TECHNOPHILE

La maison passive qui chauffe le sol

Un nouveau modèle de bâtiment écologique injecte de la chaleur dans le sous-sol pendant l’été afin d’en profiter l’hiver.

Récupérer dans les bâtiments dix fois plus d’énergie sous forme de chaleur que consommée en électricité: c’est ce que promet Hansjürg Leibundgut d’ETH Zurich. Le professeur de technique du bâtiment a développé un système pour capter la chaleur en été et l’utiliser en hiver, et a convaincu des industriels de s’y intéresser.

Utilisées pour réduire la consommation énergétique des bâtiments, les pompes à chaleur usuelles extraient de la chaleur du sol à quelques dizaines de mètres de profondeur pour chauffer de l’eau utilisée dans les sanitaires et les radiateurs.

Mais à force de voir son énergie puisée, le sol se refroidit d’année en année, ce qui nuit à l’efficacité de ces systèmes. Pour réduire la consommation d’énergie liée au chauffage, Hansjürg Leibundgut a développé une solution sur trois axes: profiter de l’énergie solaire abondante en été pour réinjecter de la chaleur dans le sous-sol, forer profond pour bénéficier de températures plus élevées (la température grimpe de 3 °C tous les 100 m), et utiliser des pompes à chaleur à haute performance.

L’ingénieur habite depuis 2011 dans un petit immeuble à Zurich appelé «B35» qu’il a fait construire pour tester ses idées. Le forage géothermique descend à 380 m sous le bâtiment et le toit est équipé de capteurs solaires hybrides qui produisent de l’électricité et de la chaleur. En été, la pompe à chaleur est inversée: le surplus d’eau chaude est envoyé dans le sol pour y emmagasiner de la chaleur jusqu’en hiver.
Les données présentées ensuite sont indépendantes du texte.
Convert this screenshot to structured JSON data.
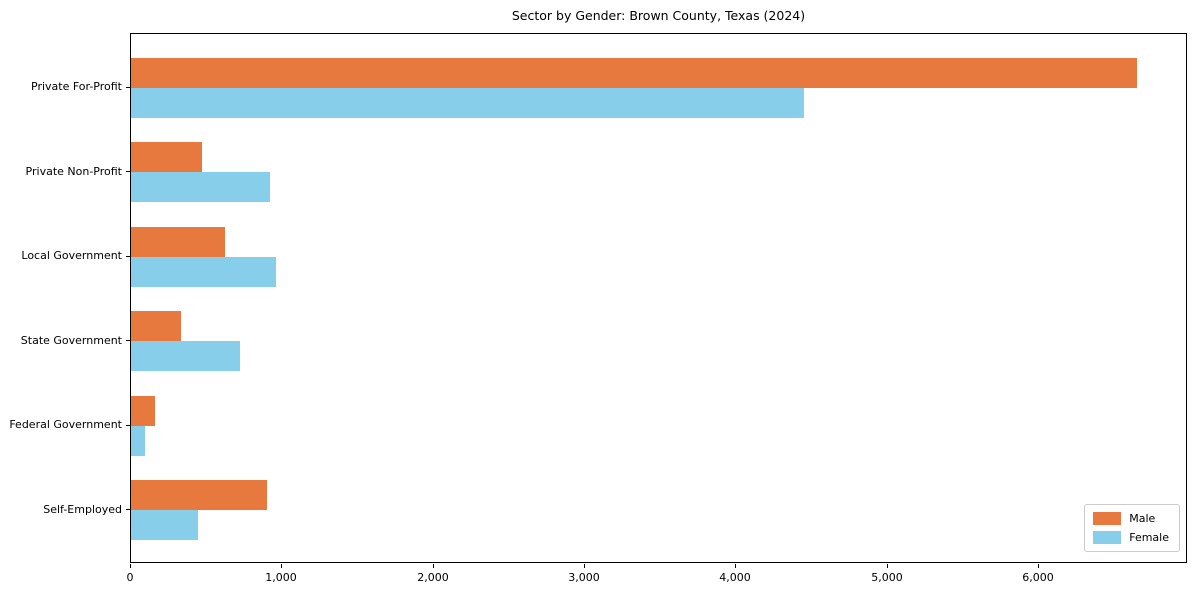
{
  "chart_data": {
    "type": "bar",
    "orientation": "horizontal",
    "title": "Sector by Gender: Brown County, Texas (2024)",
    "categories": [
      "Private For-Profit",
      "Private Non-Profit",
      "Local Government",
      "State Government",
      "Federal Government",
      "Self-Employed"
    ],
    "series": [
      {
        "name": "Male",
        "color": "#e8793e",
        "values": [
          6650,
          470,
          620,
          330,
          160,
          900
        ]
      },
      {
        "name": "Female",
        "color": "#87ceeb",
        "values": [
          4450,
          920,
          960,
          720,
          90,
          440
        ]
      }
    ],
    "xlabel": "",
    "ylabel": "",
    "xlim": [
      0,
      6985
    ],
    "xticks": [
      0,
      1000,
      2000,
      3000,
      4000,
      5000,
      6000
    ],
    "xtick_labels": [
      "0",
      "1,000",
      "2,000",
      "3,000",
      "4,000",
      "5,000",
      "6,000"
    ],
    "grid": false,
    "legend_position": "lower right",
    "plot_border_color": "#000000",
    "background_color": "#ffffff"
  }
}
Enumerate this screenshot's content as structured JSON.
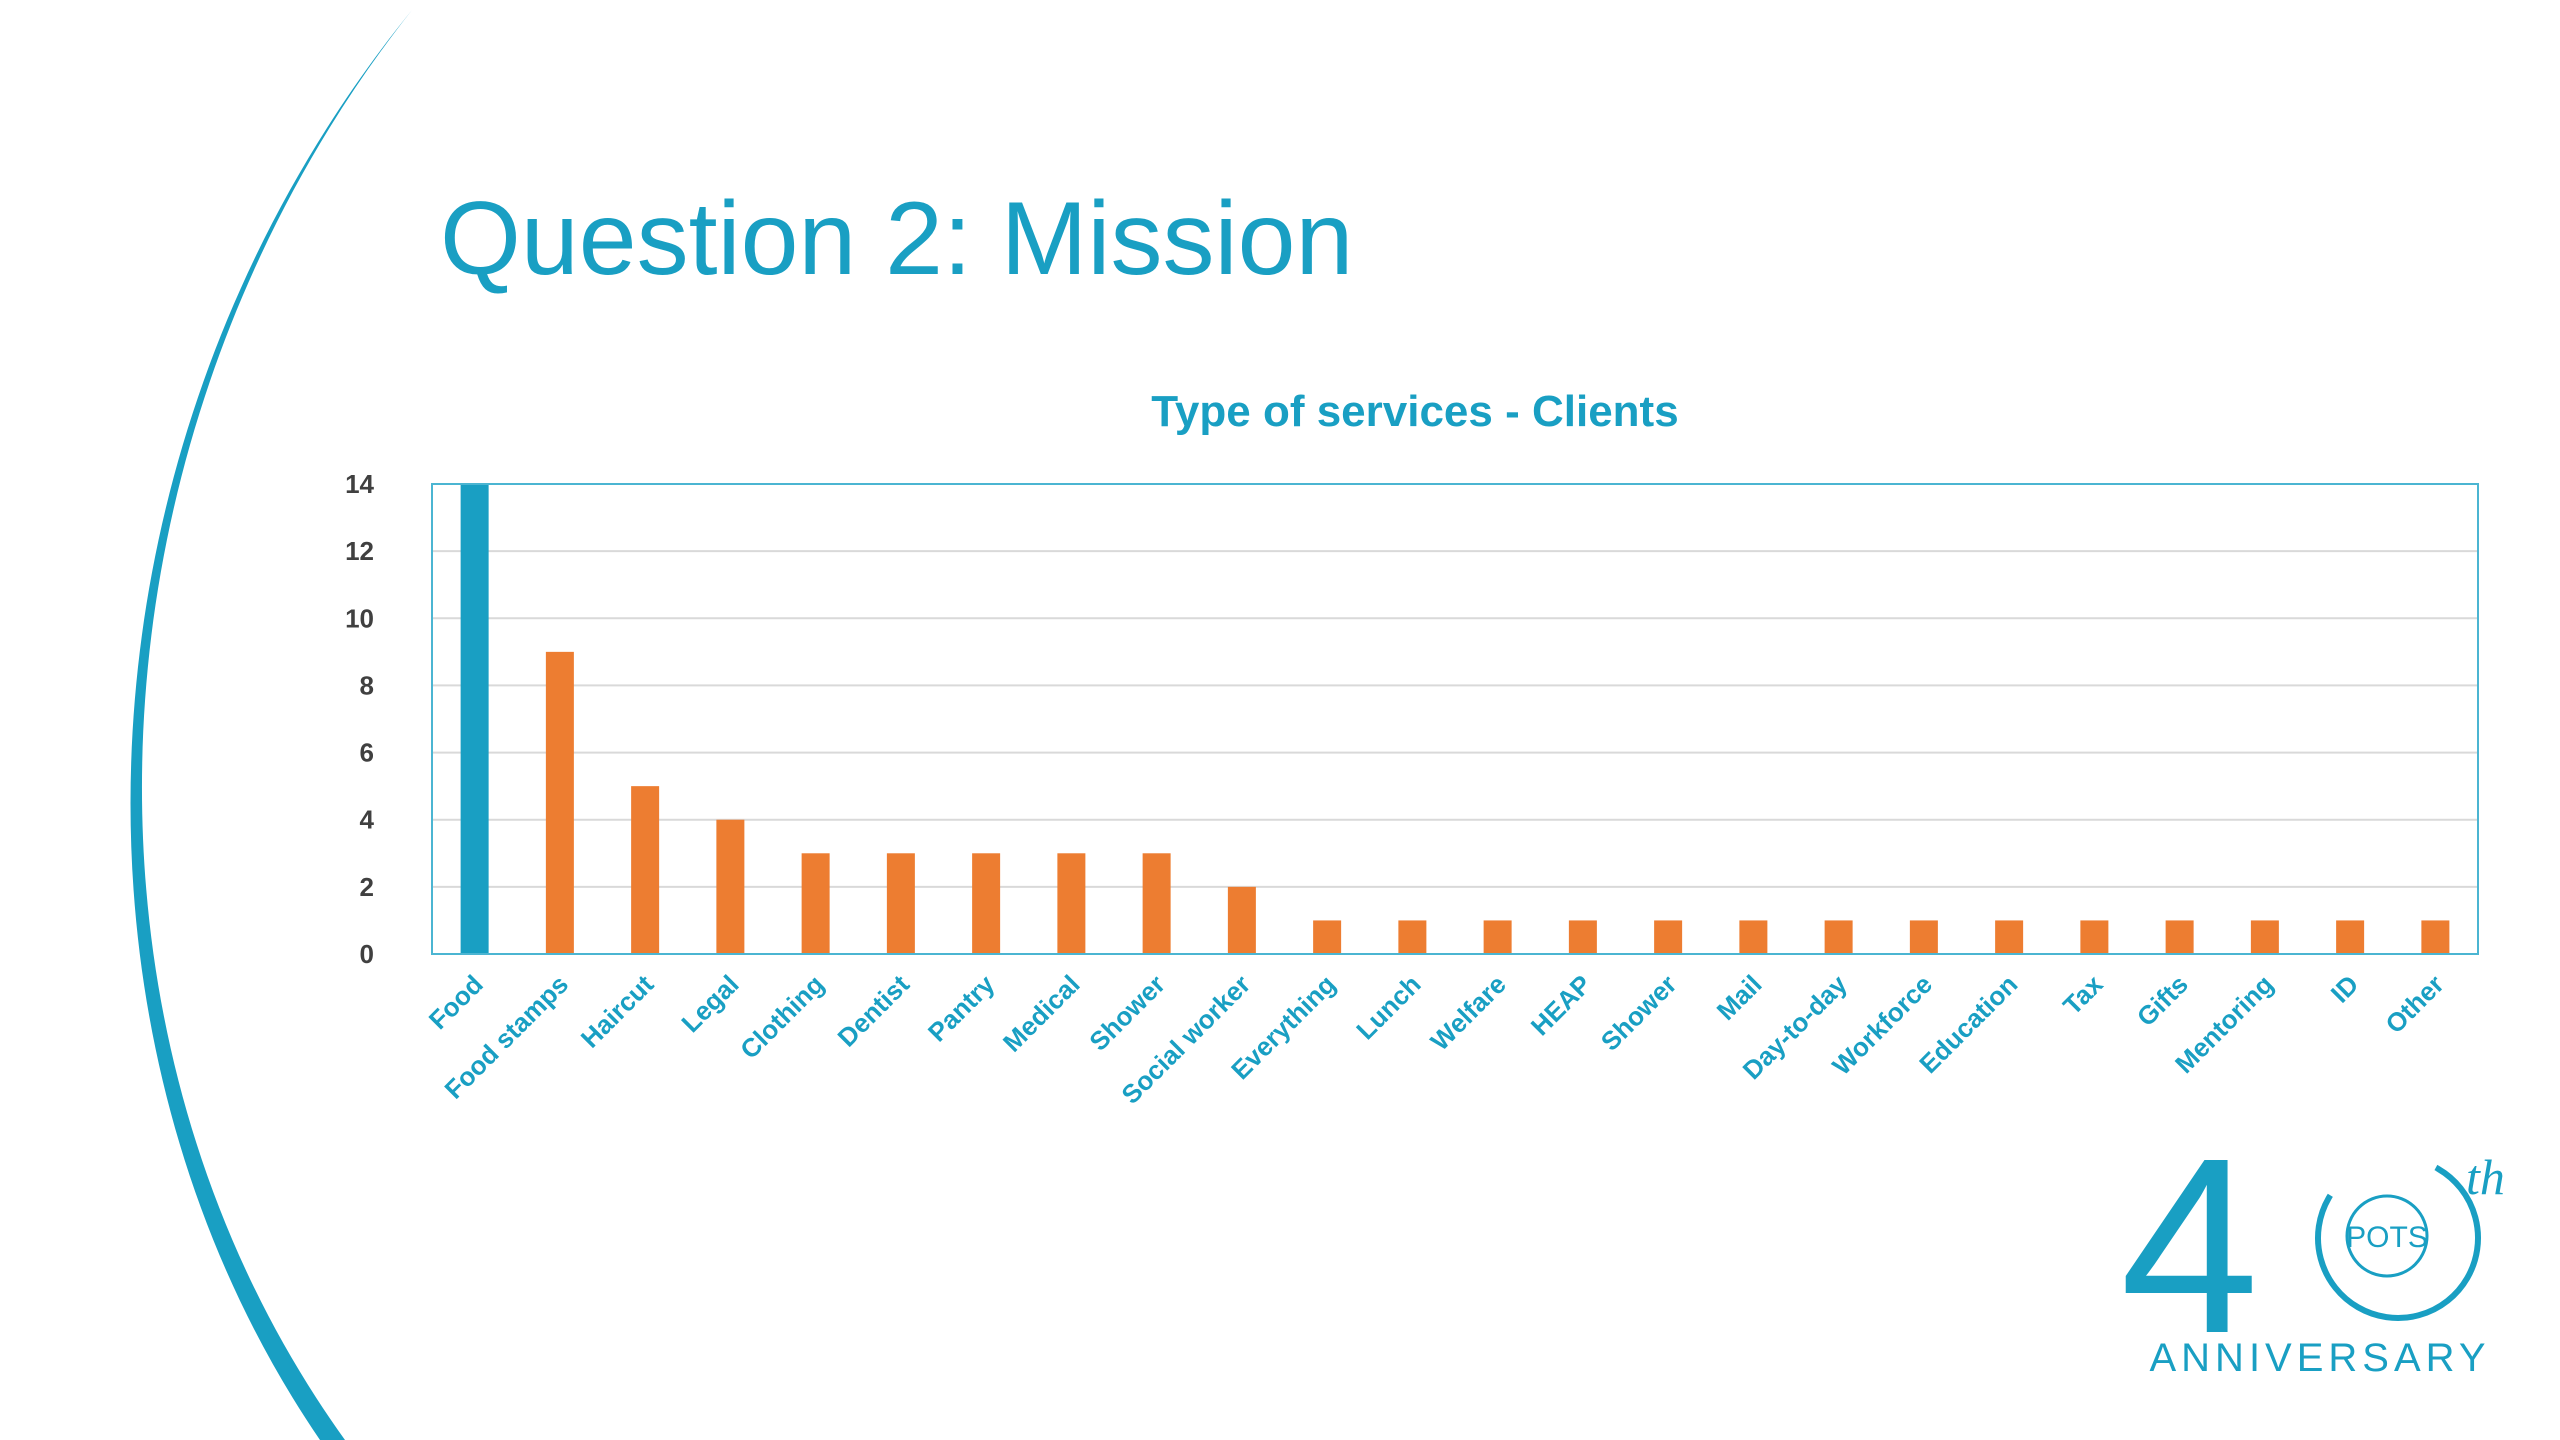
{
  "slide": {
    "title": "Question 2: Mission"
  },
  "colors": {
    "accent": "#199fc3",
    "bar_default": "#ed7d31",
    "bar_highlight": "#199fc3",
    "gridline": "#d9d9d9",
    "plot_border": "#4bb5d2"
  },
  "chart_data": {
    "type": "bar",
    "title": "Type of services - Clients",
    "xlabel": "",
    "ylabel": "",
    "categories": [
      "Food",
      "Food stamps",
      "Haircut",
      "Legal",
      "Clothing",
      "Dentist",
      "Pantry",
      "Medical",
      "Shower",
      "Social worker",
      "Everything",
      "Lunch",
      "Welfare",
      "HEAP",
      "Shower",
      "Mail",
      "Day-to-day",
      "Workforce",
      "Education",
      "Tax",
      "Gifts",
      "Mentoring",
      "ID",
      "Other"
    ],
    "values": [
      14,
      9,
      5,
      4,
      3,
      3,
      3,
      3,
      3,
      2,
      1,
      1,
      1,
      1,
      1,
      1,
      1,
      1,
      1,
      1,
      1,
      1,
      1,
      1
    ],
    "highlighted_index": 0,
    "ylim": [
      0,
      14
    ],
    "yticks": [
      0,
      2,
      4,
      6,
      8,
      10,
      12,
      14
    ],
    "grid": true,
    "legend": "none"
  },
  "logo": {
    "number": "4",
    "badge_text": "POTS",
    "superscript": "th",
    "caption": "ANNIVERSARY"
  }
}
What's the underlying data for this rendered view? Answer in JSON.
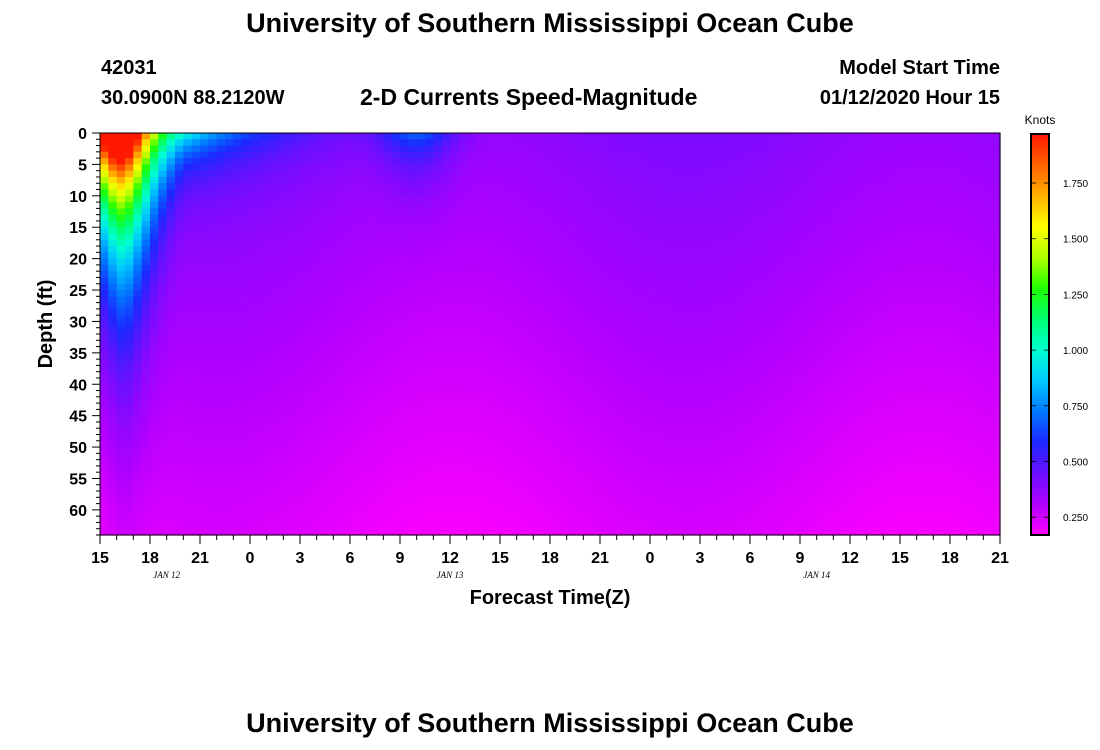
{
  "header": {
    "title": "University of Southern Mississippi Ocean Cube",
    "station_id": "42031",
    "station_location": "30.0900N 88.2120W",
    "chart_title": "2-D Currents Speed-Magnitude",
    "model_start_label": "Model Start Time",
    "model_start_value": "01/12/2020 Hour 15"
  },
  "footer": {
    "title": "University of Southern Mississippi Ocean Cube"
  },
  "chart_data": {
    "type": "heatmap",
    "title": "2-D Currents Speed-Magnitude",
    "xlabel": "Forecast Time(Z)",
    "ylabel": "Depth (ft)",
    "x_tick_labels": [
      "15",
      "18",
      "21",
      "0",
      "3",
      "6",
      "9",
      "12",
      "15",
      "18",
      "21",
      "0",
      "3",
      "6",
      "9",
      "12",
      "15",
      "18",
      "21"
    ],
    "x_hours_from_start": [
      0,
      3,
      6,
      9,
      12,
      15,
      18,
      21,
      24,
      27,
      30,
      33,
      36,
      39,
      42,
      45,
      48,
      51,
      54
    ],
    "date_labels": [
      {
        "label": "JAN 12",
        "hour": 4
      },
      {
        "label": "JAN 13",
        "hour": 21
      },
      {
        "label": "JAN 14",
        "hour": 43
      }
    ],
    "y_tick_labels": [
      "0",
      "5",
      "10",
      "15",
      "20",
      "25",
      "30",
      "35",
      "40",
      "45",
      "50",
      "55",
      "60"
    ],
    "y_ticks": [
      0,
      5,
      10,
      15,
      20,
      25,
      30,
      35,
      40,
      45,
      50,
      55,
      60
    ],
    "ylim": [
      0,
      64
    ],
    "y_inverted": true,
    "colorbar": {
      "label": "Knots",
      "range": [
        0.17,
        1.97
      ],
      "ticks": [
        0.25,
        0.5,
        0.75,
        1.0,
        1.25,
        1.5,
        1.75
      ],
      "tick_labels": [
        "0.250",
        "0.500",
        "0.750",
        "1.000",
        "1.250",
        "1.500",
        "1.750"
      ],
      "colors": [
        "#ff00ff",
        "#b000ff",
        "#6a10ff",
        "#1c28ff",
        "#0078ff",
        "#00c8ff",
        "#00ffd0",
        "#00ff70",
        "#20ff00",
        "#b0ff00",
        "#ffff00",
        "#ffb000",
        "#ff6000",
        "#ff1800"
      ]
    },
    "field_description_values": {
      "surface_peak_speed_knots": 1.95,
      "surface_peak_hour": 1,
      "secondary_peak_hour": 19,
      "secondary_peak_speed_knots": 0.65
    }
  }
}
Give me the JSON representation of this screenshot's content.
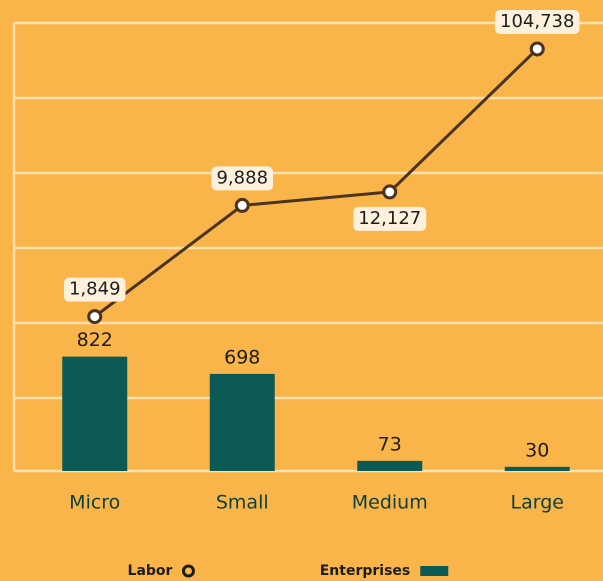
{
  "chart_data": {
    "type": "bar",
    "categories": [
      "Micro",
      "Small",
      "Medium",
      "Large"
    ],
    "series": [
      {
        "name": "Enterprises",
        "type": "bar",
        "color": "#0b5a55",
        "values": [
          822,
          698,
          73,
          30
        ]
      },
      {
        "name": "Labor",
        "type": "line",
        "axis": "y2",
        "color": "#4a3420",
        "values": [
          1849,
          9888,
          12127,
          104738
        ],
        "value_labels": [
          "1,849",
          "9,888",
          "12,127",
          "104,738"
        ]
      }
    ],
    "ylim": [
      0,
      3220
    ],
    "y2lim": [
      180,
      155000
    ],
    "y2scale": "log",
    "grid": true
  }
}
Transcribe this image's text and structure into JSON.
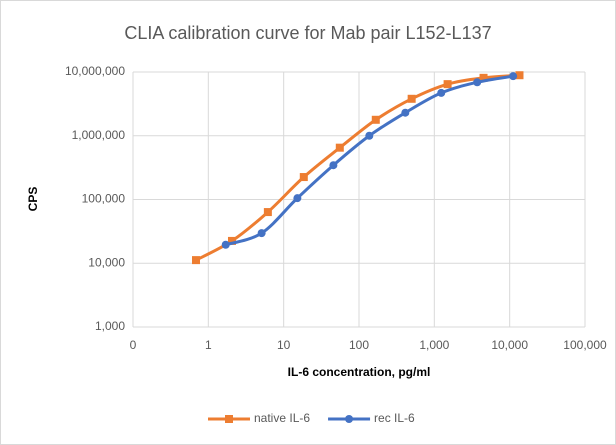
{
  "chart_data": {
    "type": "line",
    "title": "CLIA calibration curve for Mab pair L152-L137",
    "xlabel": "IL-6 concentration, pg/ml",
    "ylabel": "CPS",
    "xscale": "log",
    "yscale": "log",
    "grid": true,
    "legend": "bottom",
    "smooth": true,
    "xlim": [
      0.1,
      100000
    ],
    "xticks": [
      {
        "value": 0.1,
        "label": "0"
      },
      1,
      10,
      100,
      {
        "value": 1000,
        "label": "1,000"
      },
      {
        "value": 10000,
        "label": "10,000"
      },
      {
        "value": 100000,
        "label": "100,000"
      }
    ],
    "ylim": [
      1000,
      10000000
    ],
    "yticks": [
      {
        "value": 1000,
        "label": "1,000"
      },
      {
        "value": 10000,
        "label": "10,000"
      },
      {
        "value": 100000,
        "label": "100,000"
      },
      {
        "value": 1000000,
        "label": "1,000,000"
      },
      {
        "value": 10000000,
        "label": "10,000,000"
      }
    ],
    "series": [
      {
        "name": "native IL-6",
        "color": "#ED7D31",
        "marker": "square",
        "x": [
          0.686,
          2.06,
          6.17,
          18.5,
          55.6,
          167,
          500,
          1500,
          4500,
          13500
        ],
        "values": [
          11200,
          22400,
          63500,
          225000,
          650000,
          1780000,
          3800000,
          6450000,
          8100000,
          8900000
        ]
      },
      {
        "name": "rec IL-6",
        "color": "#4472C4",
        "marker": "circle",
        "x": [
          1.7,
          5.1,
          15.2,
          45.7,
          137,
          412,
          1235,
          3704,
          11111
        ],
        "values": [
          19500,
          29700,
          105000,
          345000,
          1000000,
          2300000,
          4700000,
          6900000,
          8600000
        ]
      }
    ]
  }
}
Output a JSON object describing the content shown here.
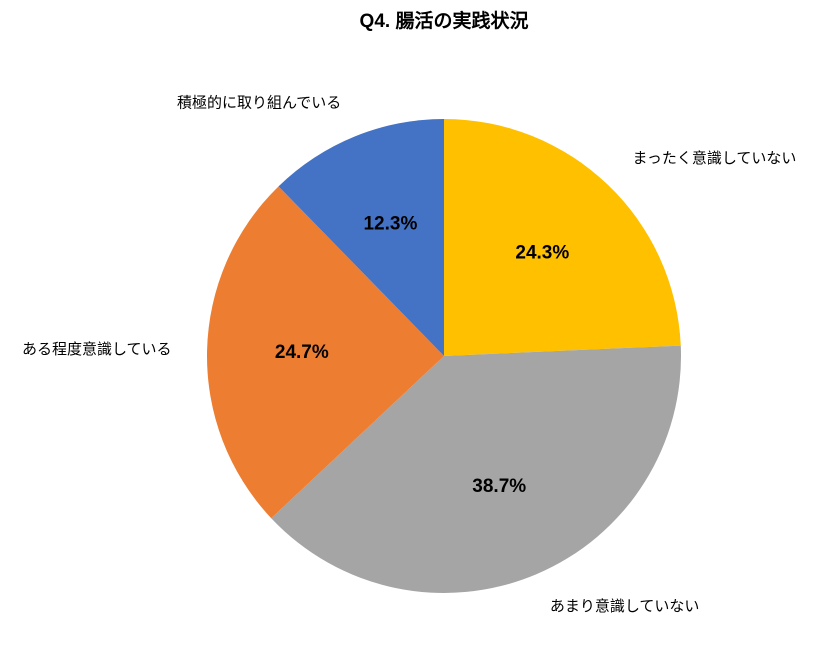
{
  "chart_data": {
    "type": "pie",
    "title": "Q4. 腸活の実践状況",
    "categories": [
      "まったく意識していない",
      "あまり意識していない",
      "ある程度意識している",
      "積極的に取り組んでいる"
    ],
    "values": [
      24.3,
      38.7,
      24.7,
      12.3
    ],
    "value_labels": [
      "24.3%",
      "38.7%",
      "24.7%",
      "12.3%"
    ],
    "colors": [
      "#ffc000",
      "#a5a5a5",
      "#ed7d31",
      "#4472c4"
    ]
  }
}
L’efficacité énergétique de ce bâtiment a convaincu une douzaine d’entreprises suisses de se regrouper sous le label «2SOL» pour améliorer les différents éléments du système (capteurs solaires, ventilation, automatisation, pompe à chaleur, etc.) et faire ainsi baisser les coûts.

Creuser plus profond

Le prochain bâtiment sera construit à Fribourg et intégrera de nouveaux éléments. Les capteurs solaires ne seront plus ajoutés sous la forme de modules apposés sur le toit, mais le constitueront eux-mêmes. Le petit immeuble sera doté d’une pompe à chaleur à haute performance développée à l’Université de Lucerne et le forage ira jusqu’à 500 m.

«Il y a un double intérêt à forer à de telles profondeurs, commente Romain Vernier du Bureau de recherches géologiques et minières, l’organisme français chargé du sous-sol. D’abord, parce qu’on accède à des températures plus élevées. Ensuite, parce qu’un forage à grande profondeur occupe moins d’espace que plusieurs forages à faible profondeur, ce qui est important en zone urbaine.»

«A 500 m, la température est proche de 26 °C, détaille Hansjürg Leibundgut. Cela permet, en fin d’hiver, d’avoir de l’eau qui sort du forage à 16 °C contre 12 °C pour le bâtiment B35, ce qui améliore l’efficacité de la pompe à chaleur. Avec 1500 Watts d’électricité, cette dernière peut délivrer 11 fois plus d’énergie sous forme de chauffage. De quoi chauffer 700 m2 de logements avec 80 m2 de capteurs solaires.» Selon l’ingénieur, l’investissement de 100’000 francs serait amorti en moins de dix ans.
_______

Une version de cet article est parue dans le magazine Reflex.